Norsk Billedbog for Børn

Holst is particularly known for his children's books Norsk Billedbog for Børn, three collections from 1888, 1890 and 1903 (with illustrations by Eivind Nielsen). The first of these books has been called Norway's first national picture book (although a picture abc had been published previously, in 1876).
 Holst started collecting traditional poems for children, several of which were first published in Norwegian writing in these books. These poems, such as "Ride, ride ranke", "Bake kake søte", "Kjerringa med staven", "Hoppe! sa gåsa" and "Du og jeg og vi to", have had a constant popularity over many years, and Norsk Billedbog for Børn has been reissued several times. Also contemporary poetry was included in the books, such as some poems by Henrik Wergeland, "Kom bukken til gutten" by Bjørnstjerne Bjørnson, and "Blaamand" by Aasmund Olavsson Vinje.

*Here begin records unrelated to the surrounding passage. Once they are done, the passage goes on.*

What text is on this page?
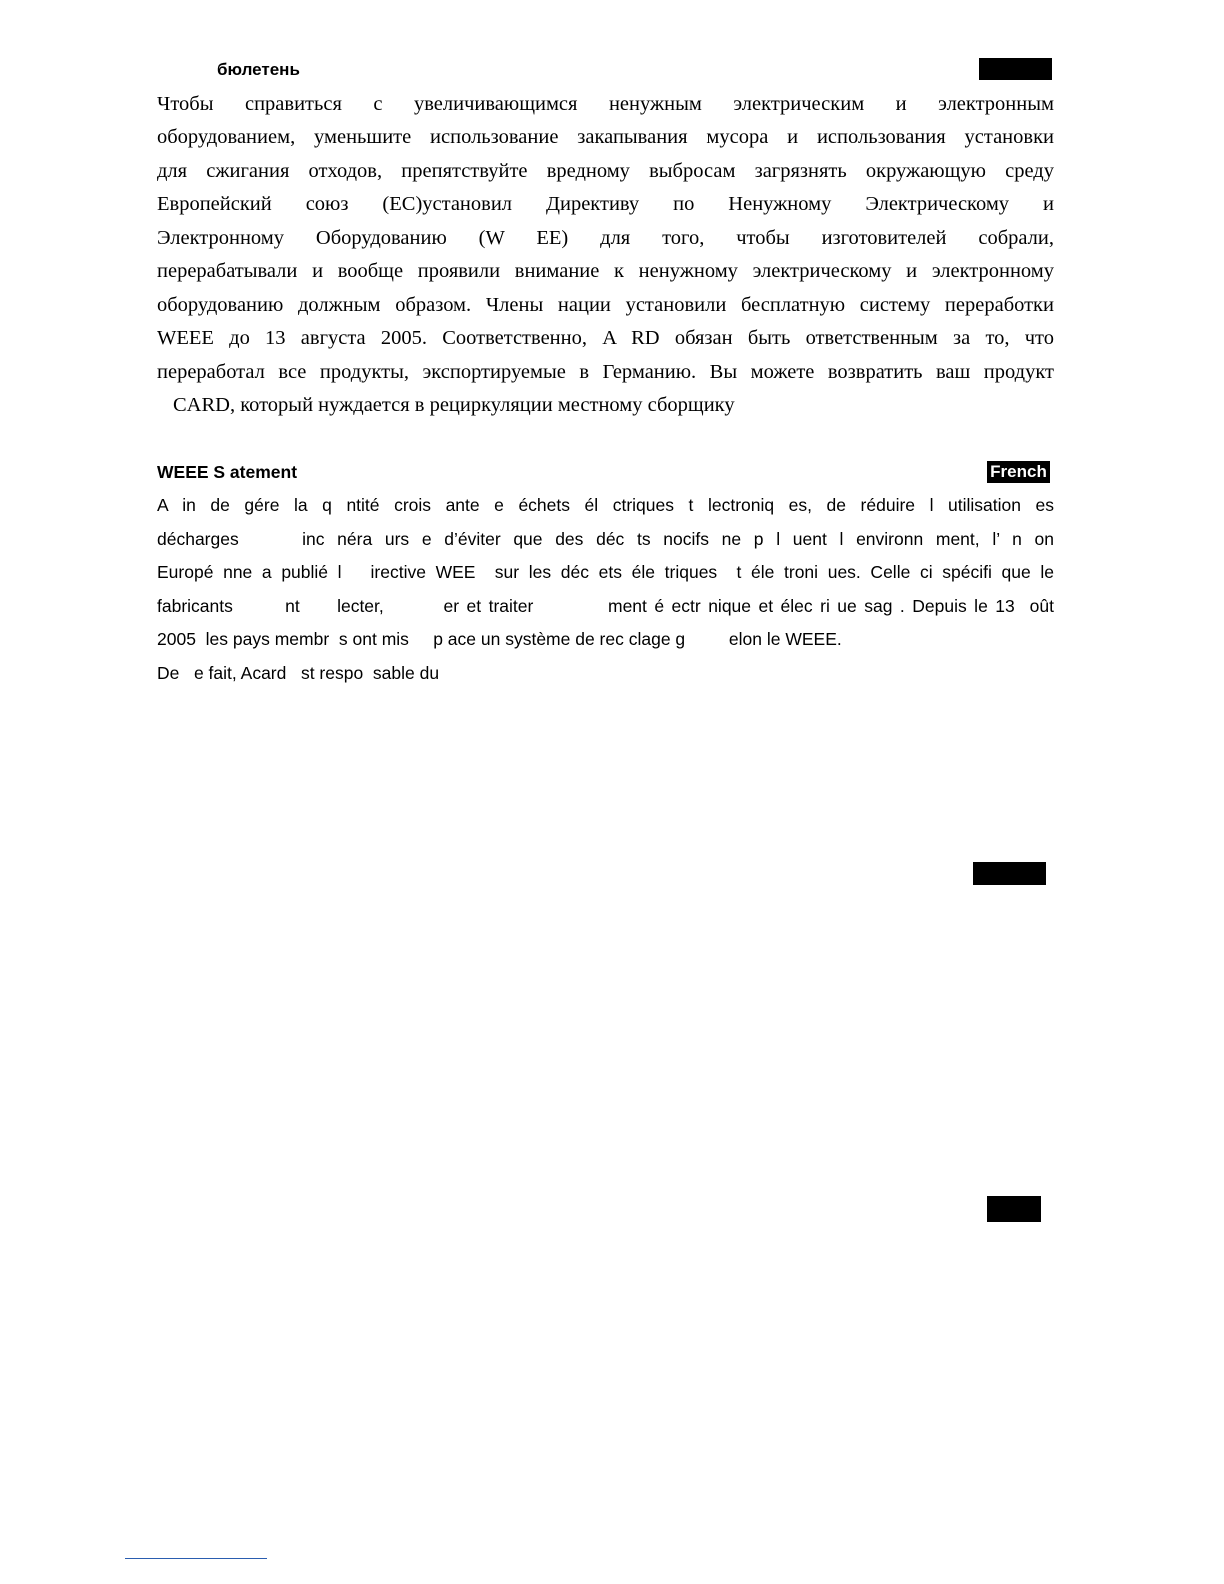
бюлетень
Чтобы справиться с увеличивающимся ненужным электрическим и электронным
оборудованием, уменьшите использование закапывания мусора и использования установки
для сжигания отходов, препятствуйте вредному выбросам загрязнять окружающую среду
Европейский союз (ЕС)установил Директиву по Ненужному Электрическому и
Электронному Оборудованию (W EE) для того, чтобы изготовителей собрали,
перерабатывали и вообще проявили внимание к ненужному электрическому и электронному
оборудованию должным образом. Члены нации установили бесплатную систему переработки
WEEE до 13 августа 2005. Соответственно, A RD обязан быть ответственным за то, что
переработал все продукты, экспортируемые в Германию. Вы можете возвратить ваш продукт
CARD, который нуждается в рециркуляции местному сборщику
WEEE S atement	French
A in de gére la q ntité crois ante e échets él ctriques t lectroniq es, de réduire l utilisation es
décharges     inc néra urs e d’éviter que des déc ts nocifs ne p l uent l environn ment, l’ n on
Europé nne a publié l   irective WEE  sur les déc ets éle triques  t éle troni ues. Celle ci spécifi que le
fabricants       nt     lecter,        er et traiter          ment é ectr nique et élec ri ue sag . Depuis le 13  oût
2005  les pays membr  s ont mis     p ace un système de rec clage g         elon le WEEE.
De   e fait, Acard   st respo  sable du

Among his other children's books are Julegodter for Børn from 1892, and A.B.C. for Skole og Hjem from 1893 (together with Anna Rogstad). He published the picture book Fra Sæteren in 1899, with illustrations by Lisbeth Bergh.

==Personal life==
He was married twice, first to Inger Skavlan (1852–99), and was a brother-in-law of Olaf Skavlan, Sigvald Skavlan, Aage Skavlan and Harald Skavlan. After her death, he married Marie Michelet (1872–1960), sister of Simon Michelet, in 1900.

He was decorated Knight, First Class of the Order of St. Olav in 1902.